Ao amanhecer, o casal foi levado para o Batalhão da Fronteira, reunidos com os outros cinco companheiros presos. Izabel contou que o marido fez um apelo aos militares: “por favor, não façam nada com ela, podem me torturar, mas ela está grávida”. “Eles riam, debochavam”, relatou.
“Eu certamente abortei por conta dos choques que eu tive nos primeiros dias, nos órgãos genitais, nos seios, ponta dos dedos, atrás das orelhas (…) Eu não me lembro bem se [foi] no terceiro, quarto dia, que eu entrei em processo de aborto. Eu sangrava muito. [Como] não tinha como me proteger, usava papel higiênico, e já tinha mal cheiro, eu estava suja. Acho que, acho não eu tenho quase certeza, que não fui estuprada, porque eu era constantemente ameaçada [de ser violentada], porque eles tinham nojo de mim”.
Alguns dias depois, Izabel foi transferida para o presídio comum feminino de Piraquara. “Eu fiquei presa com assassinas, latrocidas, mas eu diria que elas tiveram muito mais decência do que o poder constituído [da Ditadura Militar], que me colocou lá, porque fui respeitada e aprendi bastante, inclusive, nessa passagem”.
Izabel Fáverl durante depoimento à CVN, na Câmara dos Vereadores em Foz do Iguaçu.

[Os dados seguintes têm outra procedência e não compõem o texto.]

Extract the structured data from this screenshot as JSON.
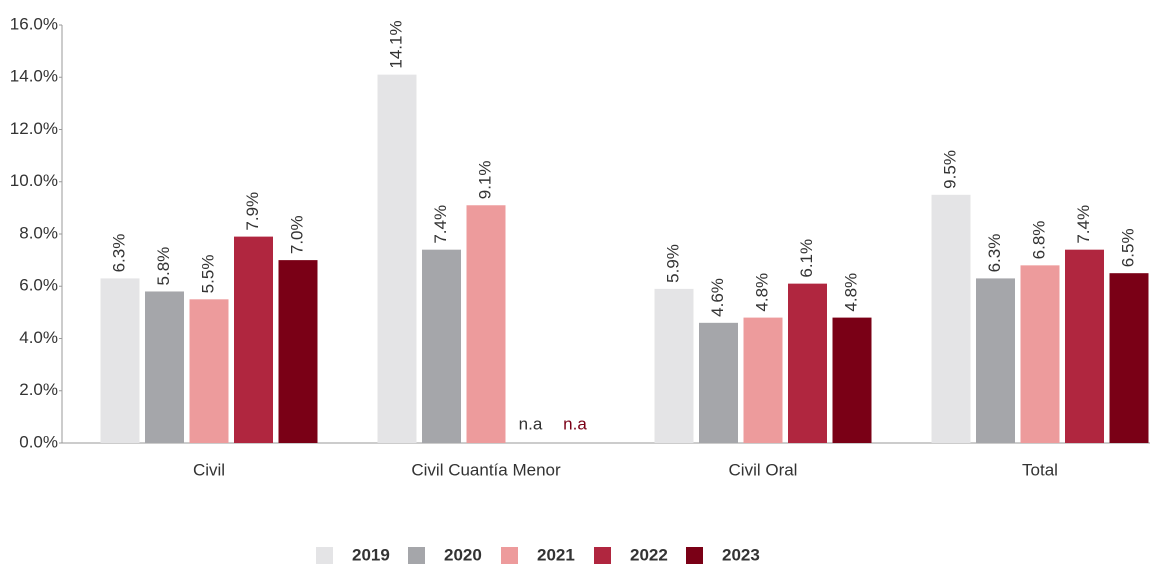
{
  "chart_data": {
    "type": "bar",
    "categories": [
      "Civil",
      "Civil Cuantía Menor",
      "Civil Oral",
      "Total"
    ],
    "series": [
      {
        "name": "2019",
        "color": "#e4e4e6",
        "values": [
          6.3,
          14.1,
          5.9,
          9.5
        ],
        "value_labels": [
          "6.3%",
          "14.1%",
          "5.9%",
          "9.5%"
        ]
      },
      {
        "name": "2020",
        "color": "#a5a6aa",
        "values": [
          5.8,
          7.4,
          4.6,
          6.3
        ],
        "value_labels": [
          "5.8%",
          "7.4%",
          "4.6%",
          "6.3%"
        ]
      },
      {
        "name": "2021",
        "color": "#ed9b9c",
        "values": [
          5.5,
          9.1,
          4.8,
          6.8
        ],
        "value_labels": [
          "5.5%",
          "9.1%",
          "4.8%",
          "6.8%"
        ]
      },
      {
        "name": "2022",
        "color": "#b0263f",
        "values": [
          7.9,
          null,
          6.1,
          7.4
        ],
        "value_labels": [
          "7.9%",
          "n.a",
          "6.1%",
          "7.4%"
        ]
      },
      {
        "name": "2023",
        "color": "#7a0016",
        "values": [
          7.0,
          null,
          4.8,
          6.5
        ],
        "value_labels": [
          "7.0%",
          "n.a",
          "4.8%",
          "6.5%"
        ]
      }
    ],
    "ylim": [
      0,
      16
    ],
    "yticks": [
      {
        "value": 0,
        "label": "0.0%"
      },
      {
        "value": 2,
        "label": "2.0%"
      },
      {
        "value": 4,
        "label": "4.0%"
      },
      {
        "value": 6,
        "label": "6.0%"
      },
      {
        "value": 8,
        "label": "8.0%"
      },
      {
        "value": 10,
        "label": "10.0%"
      },
      {
        "value": 12,
        "label": "12.0%"
      },
      {
        "value": 14,
        "label": "14.0%"
      },
      {
        "value": 16,
        "label": "16.0%"
      }
    ],
    "grid": false,
    "legend": "bottom"
  }
}
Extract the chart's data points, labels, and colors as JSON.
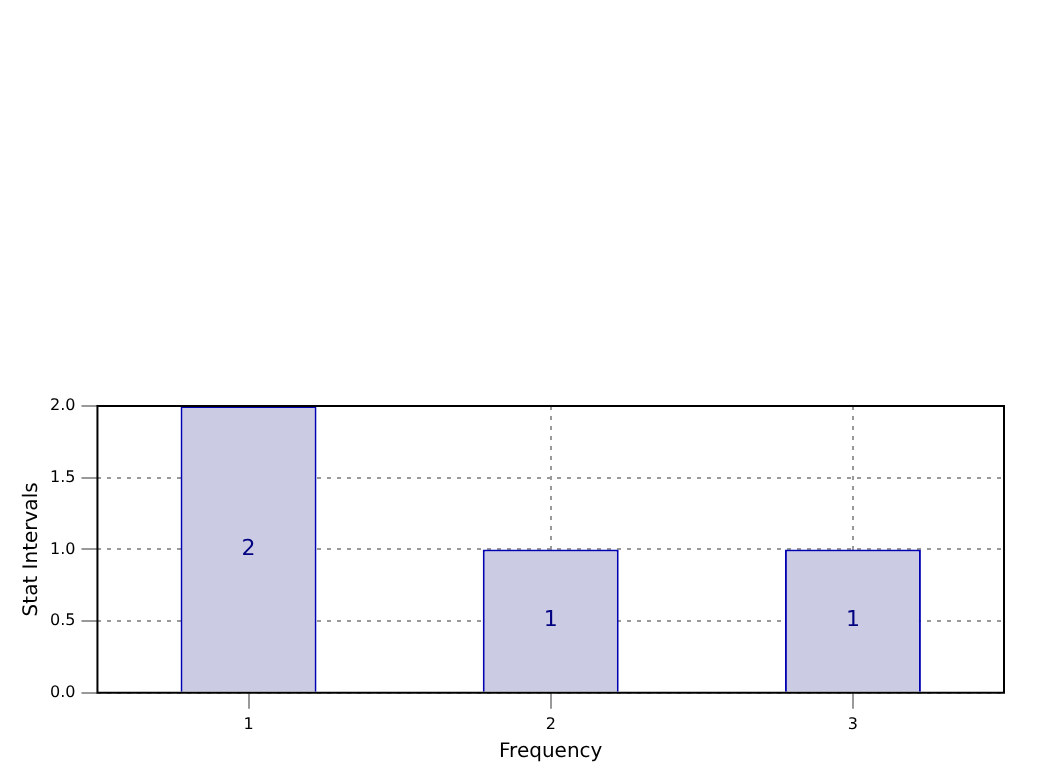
{
  "chart_data": {
    "type": "bar",
    "xlabel": "Frequency",
    "ylabel": "Stat Intervals",
    "categories": [
      "1",
      "2",
      "3"
    ],
    "values": [
      2,
      1,
      1
    ],
    "color": "#cbcbe4",
    "ylim": [
      0,
      2
    ],
    "yticks": [
      {
        "value": 0,
        "label": "0.0"
      },
      0.5,
      {
        "value": 1,
        "label": "1.0"
      },
      1.5,
      {
        "value": 2,
        "label": "2.0"
      }
    ],
    "grid": true,
    "data_labels": true
  }
}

Foto de 2013

Um grande homem, uma grande mulher e a VAR-Palmares

“Nós somos gaúchos. Começamos a militar no movimento estudantil. Luiz André foi inicialmente presidente da União Caxiense de Estudantes Secundaristas (Uces) e logo se tornou presidente da União Gaúcha de Estudantes Secundários”, contou Izabel na CNV.
Segundo seu depoimento, a decisão de irem para o Paraná havia sido da direção regional da VAR. O movimento estudava a possibilidade de montar uma base de resistência à Ditadura Militar no Oeste do estado, o que acabou nunca acontecendo.
“Meu sogro tinha ali [em Nova Aurora] uma pequena fazenda, e vimos que ali era um lugar estratégico onde, inicialmente, a gente contaria com o apoio deles e, em seguida, a VAR viria a suprir nossas necessidades”.
Os dias se passaram, e eles ficaram sem receber contato de alguém do movimento. “A organização não fazia contato conosco, e diante disso nós tivemos que sair da clandestinidade, trabalhar para sobreviver, e isso foi muito bom, foi muito importante, porque o que fizemos na legalidade foi um trabalho de educação e isso ficou até hoje”, contou. Izabel e o marido reabriram uma escola primária em Nova Aurora.
“[Junto com esse trabalho] a gente foi compartilhando nossos ideais, nossa visão de uma sociedade melhor e eles [pais dos alunos] foram simpatizando conosco, nos dando um amplo apoio. Não sabiam qual era nossa missão [original]”, contou. Paralela a essas atividades, aos sábados e domingos, o casal atuava na alfabetização de adultos.
“Na nossa avaliação geral, dificilmente nós seríamos encontrados ali onde
estávamos, porque é um fim de mundo, literalmente. Só que, o que a gente não sabia, era que a ditadura já tinha cercado e minado praticamente todas as organizações políticas. Quando a gente veio a cair, a ser presos, nós fomos dos últimos praticamente dentro da VAR. Eu diria que, quando eles chegaram até a gente, a VAR-Palmares estava já praticamente desmantelada”, avaliou.
Em 1972, Izabel e Luiz André Fávero foram libertos durante uma troca de presos políticos e se refugiaram no Chile, até o golpe de Estado naquele país, no ano seguinte. Sob o regime do ditador Augusto Pinochet, o casal foi novamente perseguido até encontrar refúgio na França, de onde saíram somente após a Lei da Anistia. No exílio, tiveram dois filhos.
Luiz André faleceu em janeiro de 2011, vítima de complicações durante uma cirurgia para retirada de um tumor. “Ele foi um grande combatente, por quem eu tenho muita admiração e tive uma trajetória de mais de 40 anos de vida”, ressaltou Izabel.